Boğazım düğümlenmişti sesim en gıcık olduğum şekilde titrek çıkarken korkak gibi durduğumu hissettim. Hayır ona istediğini vermeyecektim.

"Sen tekrar buraya gelene kadar mutluydum Justin."

Yutkunarak sözlerime devam ettim. Kalbim bir dakika öncesine göre kat ve kat daha hızlı atmaya başlamıştı. Gözlerim dolmak üzereydi. Tüm vücut dengemin bozulduğunu hissediyordum ve bunun tek bir sorumlusu vardı.
Justin Bieber.

"Her seferinde tam herşeyi yoluna koydum derken tekrar karşıma çıkıyorsun ve herşeyi mahvediyorsun Justin. Artık yeter."

"Beni hayal kırıklığına uğrattın. Bir yalancısın ama bu gece dürüst kralı oynuyorsun."

Gözlerinde bir yerde hala gerçeği görebiliyorum. Sadece ellerini geçmişin üzerine koy,
ben şuan tam olarak buradayım ve tek sebebi sensin.

"Beni bekleyen bir erkek arkadaşım var hatırlatırım ve de seni bekleyen bir sevgilin. Bu halde olmamız sence doğru mu? Lütfen beni üzdüğün gibide onu üzme."

"Beni sevdiğin gibi seviyor musun onu? Yada benim hissettirdiklerimi sana hissettiriyor mu?"

Ateş püsküren bakışlarımla ona bakarken bağırmıştım.

"Evet!"

Sonra yarı pişman oldum çünkü gerçekten berbat haldeydi.

Bunu sana değil kalbine sormam gerekirdi çünkü kalbin dili olsa yalan söylemezdi.

İkimizde sessizliğe gömüldüğümüzde son bir hamleyle dudaklarını dudaklarıma bastırdı. Bu bir  öpücük değildi bir haykırıştı. Omuzlarından tutarak onu üzerimden ittirdim.
O ukala gülümsemesini tekrar suratına taktı.
"Peki o sana bunu hissettirebilir miydi?"

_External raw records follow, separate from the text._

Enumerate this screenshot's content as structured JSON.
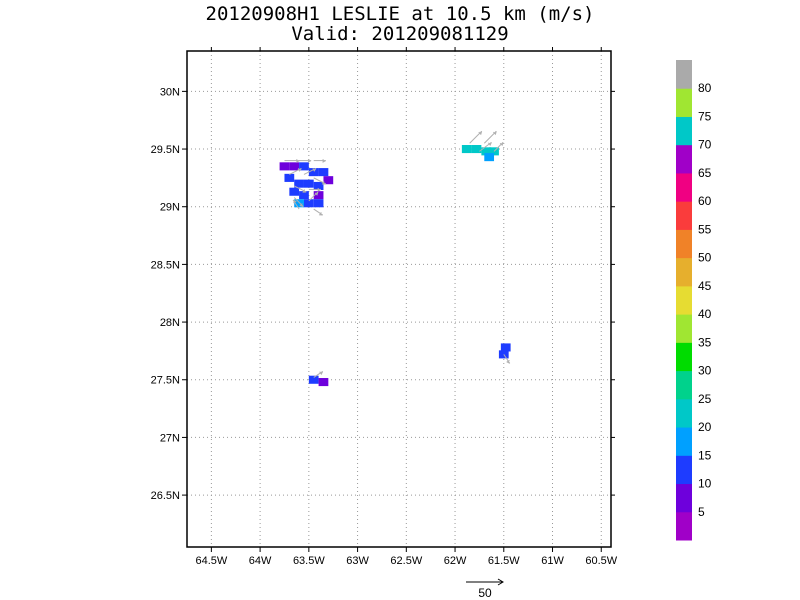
{
  "title_line1": "20120908H1 LESLIE at 10.5 km (m/s)",
  "title_line2": "Valid: 201209081129",
  "chart_data": {
    "type": "heatmap",
    "title": "20120908H1 LESLIE at 10.5 km (m/s)",
    "subtitle": "Valid: 201209081129",
    "xlim": [
      -64.75,
      -60.4
    ],
    "ylim": [
      26.05,
      30.35
    ],
    "x_ticks": [
      -64.5,
      -64,
      -63.5,
      -63,
      -62.5,
      -62,
      -61.5,
      -61,
      -60.5
    ],
    "x_tick_labels": [
      "64.5W",
      "64W",
      "63.5W",
      "63W",
      "62.5W",
      "62W",
      "61.5W",
      "61W",
      "60.5W"
    ],
    "y_ticks": [
      26.5,
      27,
      27.5,
      28,
      28.5,
      29,
      29.5,
      30
    ],
    "y_tick_labels": [
      "26.5N",
      "27N",
      "27.5N",
      "28N",
      "28.5N",
      "29N",
      "29.5N",
      "30N"
    ],
    "grid": "dotted",
    "colorbar": {
      "colors": [
        "#a000c8",
        "#6e00dc",
        "#1e3cff",
        "#00a0ff",
        "#00c8c8",
        "#00d28c",
        "#00dc00",
        "#a0e632",
        "#e6dc32",
        "#e6af2d",
        "#f08228",
        "#fa3c3c",
        "#f00082",
        "#a000c8",
        "#00c8c8",
        "#a0e632",
        "#aaaaaa"
      ],
      "labels": [
        "5",
        "10",
        "15",
        "20",
        "25",
        "30",
        "35",
        "40",
        "45",
        "50",
        "55",
        "60",
        "65",
        "70",
        "75",
        "80"
      ]
    },
    "cells": [
      {
        "x": -63.75,
        "y": 29.35,
        "v": 8
      },
      {
        "x": -63.65,
        "y": 29.35,
        "v": 7
      },
      {
        "x": -63.55,
        "y": 29.35,
        "v": 12
      },
      {
        "x": -63.45,
        "y": 29.3,
        "v": 13
      },
      {
        "x": -63.35,
        "y": 29.3,
        "v": 13
      },
      {
        "x": -63.3,
        "y": 29.23,
        "v": 8
      },
      {
        "x": -63.7,
        "y": 29.25,
        "v": 13
      },
      {
        "x": -63.6,
        "y": 29.2,
        "v": 13
      },
      {
        "x": -63.5,
        "y": 29.2,
        "v": 13
      },
      {
        "x": -63.4,
        "y": 29.18,
        "v": 14
      },
      {
        "x": -63.65,
        "y": 29.13,
        "v": 14
      },
      {
        "x": -63.55,
        "y": 29.1,
        "v": 13
      },
      {
        "x": -63.4,
        "y": 29.1,
        "v": 8
      },
      {
        "x": -63.6,
        "y": 29.03,
        "v": 18
      },
      {
        "x": -63.5,
        "y": 29.03,
        "v": 13
      },
      {
        "x": -63.4,
        "y": 29.03,
        "v": 13
      },
      {
        "x": -61.88,
        "y": 29.5,
        "v": 24
      },
      {
        "x": -61.78,
        "y": 29.5,
        "v": 22
      },
      {
        "x": -61.68,
        "y": 29.48,
        "v": 22
      },
      {
        "x": -61.6,
        "y": 29.48,
        "v": 24
      },
      {
        "x": -61.65,
        "y": 29.43,
        "v": 19
      },
      {
        "x": -63.45,
        "y": 27.5,
        "v": 13
      },
      {
        "x": -63.35,
        "y": 27.48,
        "v": 8
      },
      {
        "x": -61.5,
        "y": 27.72,
        "v": 13
      },
      {
        "x": -61.48,
        "y": 27.78,
        "v": 13
      }
    ],
    "vectors": [
      {
        "x": -63.75,
        "y": 29.4,
        "u": 5,
        "v": 0
      },
      {
        "x": -63.6,
        "y": 29.4,
        "u": 4,
        "v": 0
      },
      {
        "x": -63.45,
        "y": 29.4,
        "u": 4,
        "v": 0
      },
      {
        "x": -63.7,
        "y": 29.28,
        "u": 4,
        "v": -2
      },
      {
        "x": -63.55,
        "y": 29.28,
        "u": 4,
        "v": -2
      },
      {
        "x": -63.45,
        "y": 29.25,
        "u": 4,
        "v": 2
      },
      {
        "x": -63.65,
        "y": 29.18,
        "u": 4,
        "v": 2
      },
      {
        "x": -63.5,
        "y": 29.15,
        "u": 4,
        "v": 0
      },
      {
        "x": -63.65,
        "y": 29.08,
        "u": 3,
        "v": 3
      },
      {
        "x": -63.5,
        "y": 29.05,
        "u": 3,
        "v": -3
      },
      {
        "x": -63.6,
        "y": 28.98,
        "u": -2,
        "v": -3
      },
      {
        "x": -63.45,
        "y": 28.98,
        "u": 3,
        "v": 2
      },
      {
        "x": -61.85,
        "y": 29.55,
        "u": 4,
        "v": -4
      },
      {
        "x": -61.7,
        "y": 29.55,
        "u": 4,
        "v": -4
      },
      {
        "x": -61.75,
        "y": 29.48,
        "u": 4,
        "v": -3
      },
      {
        "x": -61.6,
        "y": 29.48,
        "u": 3,
        "v": -3
      },
      {
        "x": -63.45,
        "y": 27.52,
        "u": 3,
        "v": -2
      },
      {
        "x": -61.5,
        "y": 27.72,
        "u": 2,
        "v": 3
      }
    ],
    "reference_vector": {
      "value": "50",
      "label": "50"
    }
  }
}
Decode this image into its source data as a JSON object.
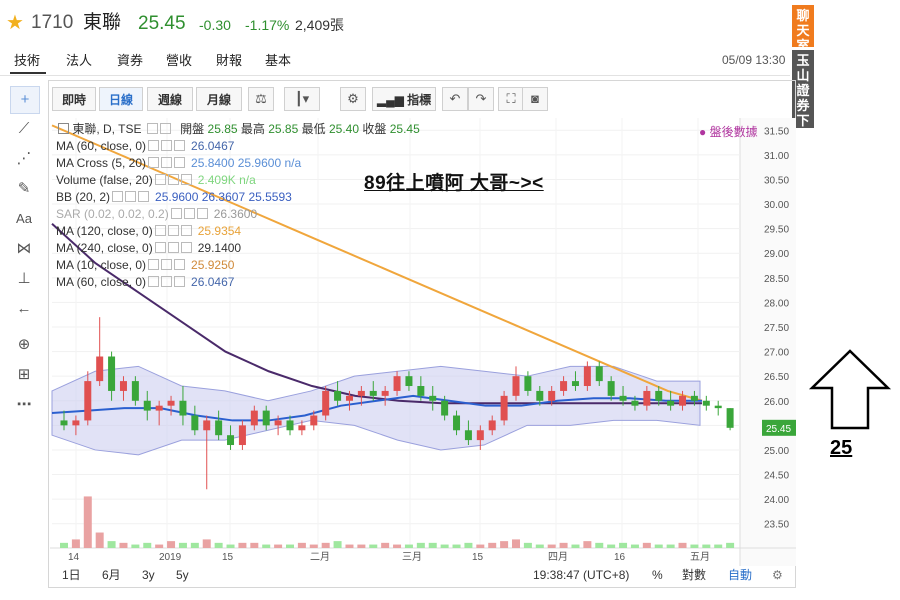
{
  "header": {
    "code": "1710",
    "name": "東聯",
    "price": "25.45",
    "change": "-0.30",
    "change_pct": "-1.17%",
    "volume": "2,409張",
    "accent_color": "#2f8f2f"
  },
  "nav": {
    "tabs": [
      "技術",
      "法人",
      "資券",
      "營收",
      "財報",
      "基本"
    ],
    "active": 0,
    "datetime": "05/09 13:30"
  },
  "side_tabs": [
    "聊天室",
    "玉山證券下單"
  ],
  "toolbar": {
    "periods": [
      "即時",
      "日線",
      "週線",
      "月線"
    ],
    "active_period": 1,
    "indicators_label": "指標"
  },
  "legend": {
    "main": {
      "label": "東聯, D, TSE",
      "open_label": "開盤",
      "open": "25.85",
      "high_label": "最高",
      "high": "25.85",
      "low_label": "最低",
      "low": "25.40",
      "close_label": "收盤",
      "close": "25.45"
    },
    "items": [
      {
        "label": "MA (60, close, 0)",
        "value": "26.0467",
        "color": "#4466aa"
      },
      {
        "label": "MA Cross (5, 20)",
        "value": "25.8400 25.9600 n/a",
        "color": "#5b8fd6"
      },
      {
        "label": "Volume (false, 20)",
        "value": "2.409K n/a",
        "color": "#7fd67f"
      },
      {
        "label": "BB (20, 2)",
        "value": "25.9600 26.3607 25.5593",
        "color": "#3a5fc0"
      },
      {
        "label": "SAR (0.02, 0.02, 0.2)",
        "value": "26.3600",
        "color": "#999999"
      },
      {
        "label": "MA (120, close, 0)",
        "value": "25.9354",
        "color": "#e8a33a"
      },
      {
        "label": "MA (240, close, 0)",
        "value": "29.1400",
        "color": "#333333"
      },
      {
        "label": "MA (10, close, 0)",
        "value": "25.9250",
        "color": "#d08a3a"
      },
      {
        "label": "MA (60, close, 0)",
        "value": "26.0467",
        "color": "#4466aa"
      }
    ]
  },
  "overlay_text": "89往上噴阿 大哥~><",
  "after_hours": "盤後數據",
  "chart_data": {
    "type": "candlestick",
    "y_ticks": [
      "31.50",
      "31.00",
      "30.50",
      "30.00",
      "29.50",
      "29.00",
      "28.50",
      "28.00",
      "27.50",
      "27.00",
      "26.50",
      "26.00",
      "25.50",
      "25.00",
      "24.50",
      "24.00",
      "23.50"
    ],
    "ylim": [
      23.25,
      31.75
    ],
    "x_ticks": [
      "14",
      "2019",
      "15",
      "二月",
      "三月",
      "15",
      "四月",
      "16",
      "五月"
    ],
    "last_price_label": "25.45",
    "candles_ohlc": [
      [
        25.6,
        25.8,
        25.4,
        25.5
      ],
      [
        25.5,
        25.7,
        25.3,
        25.6
      ],
      [
        25.6,
        26.6,
        25.5,
        26.4
      ],
      [
        26.4,
        27.7,
        26.3,
        26.9
      ],
      [
        26.9,
        27.0,
        26.0,
        26.2
      ],
      [
        26.2,
        26.5,
        26.0,
        26.4
      ],
      [
        26.4,
        26.5,
        25.9,
        26.0
      ],
      [
        26.0,
        26.2,
        25.6,
        25.8
      ],
      [
        25.8,
        26.0,
        25.5,
        25.9
      ],
      [
        25.9,
        26.1,
        25.7,
        26.0
      ],
      [
        26.0,
        26.3,
        25.5,
        25.7
      ],
      [
        25.7,
        25.9,
        25.3,
        25.4
      ],
      [
        25.4,
        25.7,
        24.2,
        25.6
      ],
      [
        25.6,
        25.8,
        25.2,
        25.3
      ],
      [
        25.3,
        25.5,
        25.0,
        25.1
      ],
      [
        25.1,
        25.6,
        25.0,
        25.5
      ],
      [
        25.5,
        25.9,
        25.4,
        25.8
      ],
      [
        25.8,
        25.9,
        25.4,
        25.5
      ],
      [
        25.5,
        25.7,
        25.3,
        25.6
      ],
      [
        25.6,
        25.7,
        25.3,
        25.4
      ],
      [
        25.4,
        25.6,
        25.3,
        25.5
      ],
      [
        25.5,
        25.8,
        25.4,
        25.7
      ],
      [
        25.7,
        26.3,
        25.6,
        26.2
      ],
      [
        26.2,
        26.4,
        25.9,
        26.0
      ],
      [
        26.0,
        26.2,
        25.8,
        26.1
      ],
      [
        26.1,
        26.3,
        25.9,
        26.2
      ],
      [
        26.2,
        26.4,
        26.0,
        26.1
      ],
      [
        26.1,
        26.3,
        25.9,
        26.2
      ],
      [
        26.2,
        26.6,
        26.1,
        26.5
      ],
      [
        26.5,
        26.6,
        26.2,
        26.3
      ],
      [
        26.3,
        26.5,
        26.0,
        26.1
      ],
      [
        26.1,
        26.3,
        25.8,
        26.0
      ],
      [
        26.0,
        26.1,
        25.6,
        25.7
      ],
      [
        25.7,
        25.8,
        25.3,
        25.4
      ],
      [
        25.4,
        25.6,
        25.1,
        25.2
      ],
      [
        25.2,
        25.5,
        25.0,
        25.4
      ],
      [
        25.4,
        25.7,
        25.3,
        25.6
      ],
      [
        25.6,
        26.2,
        25.5,
        26.1
      ],
      [
        26.1,
        26.7,
        26.0,
        26.5
      ],
      [
        26.5,
        26.6,
        26.1,
        26.2
      ],
      [
        26.2,
        26.3,
        25.9,
        26.0
      ],
      [
        26.0,
        26.3,
        25.9,
        26.2
      ],
      [
        26.2,
        26.5,
        26.1,
        26.4
      ],
      [
        26.4,
        26.6,
        26.2,
        26.3
      ],
      [
        26.3,
        26.8,
        26.2,
        26.7
      ],
      [
        26.7,
        26.8,
        26.3,
        26.4
      ],
      [
        26.4,
        26.5,
        26.0,
        26.1
      ],
      [
        26.1,
        26.3,
        25.9,
        26.0
      ],
      [
        26.0,
        26.1,
        25.8,
        25.9
      ],
      [
        25.9,
        26.3,
        25.8,
        26.2
      ],
      [
        26.2,
        26.3,
        25.9,
        26.0
      ],
      [
        26.0,
        26.2,
        25.8,
        25.9
      ],
      [
        25.9,
        26.2,
        25.8,
        26.1
      ],
      [
        26.1,
        26.2,
        25.9,
        26.0
      ],
      [
        26.0,
        26.1,
        25.8,
        25.9
      ],
      [
        25.9,
        26.0,
        25.7,
        25.85
      ],
      [
        25.85,
        25.85,
        25.4,
        25.45
      ]
    ],
    "volumes": [
      3,
      5,
      30,
      9,
      4,
      3,
      2,
      3,
      2,
      4,
      3,
      3,
      5,
      3,
      2,
      3,
      3,
      2,
      2,
      2,
      3,
      2,
      3,
      4,
      2,
      2,
      2,
      3,
      2,
      2,
      3,
      3,
      2,
      2,
      3,
      2,
      3,
      4,
      5,
      3,
      2,
      2,
      3,
      2,
      4,
      3,
      2,
      3,
      2,
      3,
      2,
      2,
      3,
      2,
      2,
      2,
      3
    ],
    "vol_ylim": [
      0,
      32
    ],
    "ma120_orange": [
      31.6,
      31.3,
      31.0,
      30.7,
      30.4,
      30.1,
      29.8,
      29.5,
      29.2,
      28.9,
      28.6,
      28.3,
      28.0,
      27.7,
      27.4,
      27.1,
      26.8,
      26.5,
      26.2,
      26.0
    ],
    "ma240_dark": [
      29.6,
      28.8,
      28.2,
      27.6,
      27.0,
      26.6,
      26.3,
      26.1,
      26.0,
      25.95,
      25.95,
      25.95,
      25.95,
      25.95,
      25.95,
      25.95
    ],
    "ma_blue": [
      25.75,
      25.8,
      25.85,
      25.85,
      25.7,
      25.6,
      25.6,
      25.7,
      25.9,
      26.0,
      26.1,
      26.0,
      25.9,
      25.9,
      26.0,
      26.05,
      26.05,
      26.0,
      26.0
    ],
    "bb_upper": [
      26.2,
      26.6,
      26.7,
      26.3,
      26.2,
      26.0,
      26.2,
      26.5,
      26.6,
      26.7,
      26.6,
      26.5,
      26.7,
      26.7,
      26.4,
      26.4
    ],
    "bb_lower": [
      25.3,
      25.0,
      24.9,
      25.2,
      25.2,
      25.4,
      25.6,
      25.5,
      25.2,
      25.0,
      25.1,
      25.5,
      25.5,
      25.6,
      25.6,
      25.5
    ],
    "colors": {
      "up": "#e05050",
      "down": "#3aa63a",
      "bb_fill": "#c9cbee",
      "orange": "#f0a63c",
      "dark": "#4a2a6a",
      "blue": "#2a5fcf"
    }
  },
  "bottom": {
    "ranges": [
      "1日",
      "6月",
      "3y",
      "5y"
    ],
    "time": "19:38:47 (UTC+8)",
    "percent": "%",
    "log": "對數",
    "auto": "自動"
  },
  "annotation": {
    "label": "25"
  }
}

Ellerimle dudaklarımı sildim. Aptal!

"Senden nefret ediyorum!"

Aynı anda üzerimizde patlayan beyaz flash ışıklarıyla ikimizde şuan tam olarak aynı şeyi düşünüyorduk.
Yarın bütün medya herkes bunun hakkında konuşacaktı ve gazetlerin en ön sayfalarında dergi kapaklarında fotoğrafımız olacaktı.

Muhtemelen bunu gören Sam kafayı sıyıracaktı

Başlıklıklarıysa şimdiden tahmin edebiliyorum.